Nigeria: It's Time for a Rethink on Policy Reform

10 April 2001

Lagos — Nigerian government's determination to return the country to the path of market-driven economy cannot be faulted. But implementation of the process is currently faced with several policy gaps that threaten to scuttle realization of the desired goals. And only a conscious effort to plug the gaps can guarantee a sustainable reform of the economy.

For a country that for long was subjected to the exploitative forces of state control of the economy, the desire to embrace market forces is understandable. State control of virtually all sectors of the economy bred inefficiency from which this West African nation is still suffering.

This explains why the country's four refineries cannot satisfy local demand for refined products. It explains also why electricity generation virtually collapsed until the coming of the new government about two years ago. And even then, current power supply is still less than half total demand.

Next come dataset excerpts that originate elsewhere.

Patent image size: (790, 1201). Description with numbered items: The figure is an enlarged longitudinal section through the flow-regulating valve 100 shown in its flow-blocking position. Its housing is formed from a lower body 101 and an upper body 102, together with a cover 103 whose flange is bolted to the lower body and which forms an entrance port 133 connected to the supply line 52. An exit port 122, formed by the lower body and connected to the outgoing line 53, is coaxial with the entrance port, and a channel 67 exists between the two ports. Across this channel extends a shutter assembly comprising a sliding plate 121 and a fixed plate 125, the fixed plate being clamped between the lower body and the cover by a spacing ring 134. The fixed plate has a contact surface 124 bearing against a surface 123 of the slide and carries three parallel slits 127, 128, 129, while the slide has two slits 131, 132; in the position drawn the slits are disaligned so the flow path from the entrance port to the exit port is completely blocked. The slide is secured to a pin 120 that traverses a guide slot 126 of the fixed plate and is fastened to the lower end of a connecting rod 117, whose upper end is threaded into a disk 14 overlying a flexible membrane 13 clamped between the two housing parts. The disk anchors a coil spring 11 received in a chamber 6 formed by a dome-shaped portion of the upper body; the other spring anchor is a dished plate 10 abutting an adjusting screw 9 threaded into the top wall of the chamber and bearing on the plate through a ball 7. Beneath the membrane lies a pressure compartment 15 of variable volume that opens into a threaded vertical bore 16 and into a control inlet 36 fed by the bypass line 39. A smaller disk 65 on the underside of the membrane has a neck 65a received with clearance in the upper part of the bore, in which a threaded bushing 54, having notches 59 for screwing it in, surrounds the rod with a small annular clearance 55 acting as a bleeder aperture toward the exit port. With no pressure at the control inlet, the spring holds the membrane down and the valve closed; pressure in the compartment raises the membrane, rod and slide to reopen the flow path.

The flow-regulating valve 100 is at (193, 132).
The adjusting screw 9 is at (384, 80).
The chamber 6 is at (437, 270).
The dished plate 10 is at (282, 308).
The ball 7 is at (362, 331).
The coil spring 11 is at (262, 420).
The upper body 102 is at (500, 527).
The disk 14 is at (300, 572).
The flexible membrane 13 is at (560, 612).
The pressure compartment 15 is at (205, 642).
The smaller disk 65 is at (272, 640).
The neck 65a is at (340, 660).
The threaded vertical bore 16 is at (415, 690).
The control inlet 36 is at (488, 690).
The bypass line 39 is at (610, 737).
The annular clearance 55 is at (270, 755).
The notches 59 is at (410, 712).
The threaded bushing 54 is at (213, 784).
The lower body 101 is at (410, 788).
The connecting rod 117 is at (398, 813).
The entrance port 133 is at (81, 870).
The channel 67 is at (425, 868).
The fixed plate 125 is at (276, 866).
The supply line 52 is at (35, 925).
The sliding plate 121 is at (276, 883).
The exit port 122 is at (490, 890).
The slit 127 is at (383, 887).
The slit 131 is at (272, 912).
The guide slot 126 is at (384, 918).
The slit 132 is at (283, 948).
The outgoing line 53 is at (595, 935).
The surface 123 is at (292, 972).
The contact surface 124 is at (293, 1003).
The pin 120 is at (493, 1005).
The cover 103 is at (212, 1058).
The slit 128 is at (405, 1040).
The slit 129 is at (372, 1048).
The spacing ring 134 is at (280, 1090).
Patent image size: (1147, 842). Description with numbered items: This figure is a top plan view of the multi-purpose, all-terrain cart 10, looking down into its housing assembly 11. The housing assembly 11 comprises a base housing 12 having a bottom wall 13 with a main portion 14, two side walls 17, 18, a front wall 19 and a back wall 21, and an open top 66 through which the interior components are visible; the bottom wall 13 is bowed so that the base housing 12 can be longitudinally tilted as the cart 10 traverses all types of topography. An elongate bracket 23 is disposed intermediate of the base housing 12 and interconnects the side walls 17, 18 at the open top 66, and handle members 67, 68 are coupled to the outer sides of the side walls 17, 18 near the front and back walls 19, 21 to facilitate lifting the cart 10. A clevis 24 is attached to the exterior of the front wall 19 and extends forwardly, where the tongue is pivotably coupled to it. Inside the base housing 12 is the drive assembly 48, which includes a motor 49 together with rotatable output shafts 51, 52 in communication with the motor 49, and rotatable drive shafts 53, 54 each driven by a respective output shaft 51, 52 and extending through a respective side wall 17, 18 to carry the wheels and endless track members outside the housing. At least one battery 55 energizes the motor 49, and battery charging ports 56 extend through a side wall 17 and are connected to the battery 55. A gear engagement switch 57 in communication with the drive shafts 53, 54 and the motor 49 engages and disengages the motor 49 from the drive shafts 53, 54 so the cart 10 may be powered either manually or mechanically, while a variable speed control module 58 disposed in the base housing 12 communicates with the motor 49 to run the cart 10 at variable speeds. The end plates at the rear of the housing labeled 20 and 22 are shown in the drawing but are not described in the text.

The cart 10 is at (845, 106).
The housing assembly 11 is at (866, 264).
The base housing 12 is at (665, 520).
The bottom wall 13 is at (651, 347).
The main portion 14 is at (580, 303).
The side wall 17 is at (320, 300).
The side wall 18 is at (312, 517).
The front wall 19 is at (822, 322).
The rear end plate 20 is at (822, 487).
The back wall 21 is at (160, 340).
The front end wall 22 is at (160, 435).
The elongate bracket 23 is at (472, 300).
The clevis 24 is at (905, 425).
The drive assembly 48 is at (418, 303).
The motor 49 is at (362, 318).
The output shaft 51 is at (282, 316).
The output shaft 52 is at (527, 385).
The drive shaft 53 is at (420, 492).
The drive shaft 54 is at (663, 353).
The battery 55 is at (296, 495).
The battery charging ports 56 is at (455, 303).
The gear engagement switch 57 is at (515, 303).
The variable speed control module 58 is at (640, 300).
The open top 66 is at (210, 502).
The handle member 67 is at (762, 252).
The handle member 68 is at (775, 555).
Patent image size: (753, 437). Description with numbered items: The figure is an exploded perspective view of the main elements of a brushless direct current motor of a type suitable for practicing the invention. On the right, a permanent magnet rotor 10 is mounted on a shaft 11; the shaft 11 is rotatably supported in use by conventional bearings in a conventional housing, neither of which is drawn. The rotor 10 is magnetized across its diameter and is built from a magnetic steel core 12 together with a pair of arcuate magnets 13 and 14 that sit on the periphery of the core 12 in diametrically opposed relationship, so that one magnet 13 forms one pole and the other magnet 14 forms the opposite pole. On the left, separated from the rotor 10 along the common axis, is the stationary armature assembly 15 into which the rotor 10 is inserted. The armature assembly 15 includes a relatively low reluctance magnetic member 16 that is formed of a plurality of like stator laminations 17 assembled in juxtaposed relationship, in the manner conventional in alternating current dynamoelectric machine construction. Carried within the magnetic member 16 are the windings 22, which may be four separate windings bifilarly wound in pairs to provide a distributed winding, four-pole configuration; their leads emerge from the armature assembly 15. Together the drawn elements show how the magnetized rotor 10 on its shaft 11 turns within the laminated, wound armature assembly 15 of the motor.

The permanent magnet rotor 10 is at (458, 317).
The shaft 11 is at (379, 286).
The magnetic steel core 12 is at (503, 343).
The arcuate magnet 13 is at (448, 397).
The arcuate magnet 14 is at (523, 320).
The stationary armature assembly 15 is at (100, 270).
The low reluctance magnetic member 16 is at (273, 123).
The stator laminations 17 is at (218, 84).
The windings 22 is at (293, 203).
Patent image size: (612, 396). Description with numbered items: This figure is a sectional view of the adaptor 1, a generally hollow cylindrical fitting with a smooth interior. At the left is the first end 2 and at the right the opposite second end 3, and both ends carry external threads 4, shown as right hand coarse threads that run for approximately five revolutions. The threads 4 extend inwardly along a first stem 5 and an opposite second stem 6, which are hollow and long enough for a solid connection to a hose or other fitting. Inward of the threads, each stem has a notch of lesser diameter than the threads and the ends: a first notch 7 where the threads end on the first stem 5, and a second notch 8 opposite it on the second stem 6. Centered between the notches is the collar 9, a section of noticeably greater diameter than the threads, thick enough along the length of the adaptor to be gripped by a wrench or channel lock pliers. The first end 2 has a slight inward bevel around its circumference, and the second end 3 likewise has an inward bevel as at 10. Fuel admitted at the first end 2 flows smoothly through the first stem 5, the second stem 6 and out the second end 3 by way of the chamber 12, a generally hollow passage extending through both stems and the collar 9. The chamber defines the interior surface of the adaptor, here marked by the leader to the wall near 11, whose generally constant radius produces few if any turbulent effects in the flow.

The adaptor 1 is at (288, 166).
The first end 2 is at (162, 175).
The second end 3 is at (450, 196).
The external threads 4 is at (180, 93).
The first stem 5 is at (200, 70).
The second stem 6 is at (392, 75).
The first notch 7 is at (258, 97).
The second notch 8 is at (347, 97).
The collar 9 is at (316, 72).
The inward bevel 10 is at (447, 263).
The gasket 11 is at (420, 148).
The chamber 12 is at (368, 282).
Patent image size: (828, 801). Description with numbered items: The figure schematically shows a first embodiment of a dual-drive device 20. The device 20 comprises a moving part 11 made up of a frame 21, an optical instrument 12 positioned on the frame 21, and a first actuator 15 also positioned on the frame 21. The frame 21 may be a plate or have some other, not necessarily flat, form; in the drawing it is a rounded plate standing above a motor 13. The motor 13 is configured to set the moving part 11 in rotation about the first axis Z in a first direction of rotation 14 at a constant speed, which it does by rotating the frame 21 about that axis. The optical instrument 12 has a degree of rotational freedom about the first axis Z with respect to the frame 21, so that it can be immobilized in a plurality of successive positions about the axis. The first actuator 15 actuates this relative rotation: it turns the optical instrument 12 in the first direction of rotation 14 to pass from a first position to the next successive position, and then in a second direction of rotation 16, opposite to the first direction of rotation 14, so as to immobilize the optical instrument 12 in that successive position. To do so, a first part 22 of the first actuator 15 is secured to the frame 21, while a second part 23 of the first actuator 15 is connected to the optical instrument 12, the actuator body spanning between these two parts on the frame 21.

But there can be no shortcuts to reforms. Countries that have pursued successful reforms followed consistent sets of policy measures, says Olisa Agbakoba, lawyer and Senior Advocate of Nigeria. These measures, he says, are: creation of an enabling environment through the production of a new policy blueprint, and setting up of a new legal and regulatory framework.

The crisis in Nigeria today, he says, is that the country wants to go through the process without passing through stage two-establishment of a legal and regulatory framework. This is the cause of the crisis in oil sector, as the government and organized labor movement trade tackles over a planned deregulation of the downstream sector of the oil industry.

Government, he says, wants to "jump from regulation to deregulation without going through stage two (legal and regulatory framework)." This "jump" is manifest in many of the sectors currently billed for privatization or deregulation in the country. In the telecommunications sector for instance, government says it wants to privatize the Nigerian Telecommunications Limited, which until recently was the sole provider of telecommunications services in the country.

The snag: there is no legal and regulatory framework for the telecommunications sector yet. A seminar that took off Tuesday in Abuja, the Nigerian inland capital, is expected to provide inputs into a regulatory framework being prepared for this sector. This is why, he says, Nigeria's privatization program is "a colossal failure." Absence of a regulatory framework has led to unco-ordinated implementation of the program.

It is the same for the oil and gas sector, which in part explains the near debacle in government's handling of the contentious issue of deregulation of the downstream sector of oil.

For the oil and gas sector, a legal/regulatory adviser is expected to be appointed between July and August this year, according to a timetable released by the Bureau of Public Enterprises, the secretariat of the National Council on Privatization. Despite this, government has been busy with plans for deregulation of the sector.

A Special Committee set up by the government last year to review the supply and distribution of petroleum products in country had recommended a three-phased deregulation of the downstream sector of the oil industry. But the committee also recommended the establishment of a Petroleum Products Pricing Regulatory Committee, to "superintend" the deregulation process. Although the government recently set up the regulatory committee, it action initially gave the impression it was not interested in setting up this body.

"The problem with the current deregulation exercise is that there is a policy disarticulation," says Agbakoba. According to him, this is why labor "is not necessarily saying it's against deregulation, but against misapplied policy." The Nigerian Labor Congress, which embraces all industrial unions in the country, says it will resist government's plans to increase prices of petroleum products through deregulation.

NLC last Thursday rounded off a series of rallies against deregulation. At its grand rally in Abuja, the congress said it would embark on a nationwide strike action if government went ahead with the plan. It had earlier accused the government of planning to effect the price increase from last Saturday, April 1. Although government later denied this charge, Agbakoba believes this is true. "Without the rallies, government would have increased the prices," he says.

The face-off between government and labor could go on for long, says Agbakoba. "That is the sad thing, and it's the masses that will suffer." Despite labor's threat, government says there is no going back on deregulation. "It's not a matter of if, but when," Ojo Maduekwe, Minister of Transport, said here Monday.

"Not deregulating the oil sector is like an old man who not only refuses to farm, but is also eating the seedlings that his children should feed on," he said. Maduekwe said he needed part of the 200 billion naira (about $1.8 billion) that government says it spends annually on subsidy for local consumption of refined products. "I need part of that money myself to revamp the railway system."

Government says money saved from deregulation would be invested into such social sectors as health, education and infrastructure, which are currently in dire need of funding. It has also said that removing the subsidy on petroleum products is more imperative because about a quarter of these products are smuggled out of the country into neighboring countries.

But Agbakoba says government should admit the flaw in its plan, and return to the drawing table and articulate its policies. Deregulation, he says, "always transfers" assets from the public sector to the private sector. At present, however, he says there is nothing to transfer. In the oil sector, he says the refineries are not functioning at full capacity (in government's words, they are working at various percentages of installed capacity). The pipeline network is old and needs to be replaced.

"So, if government feels that deregulation will increase the flow of fuel, it's making a mistake," he says.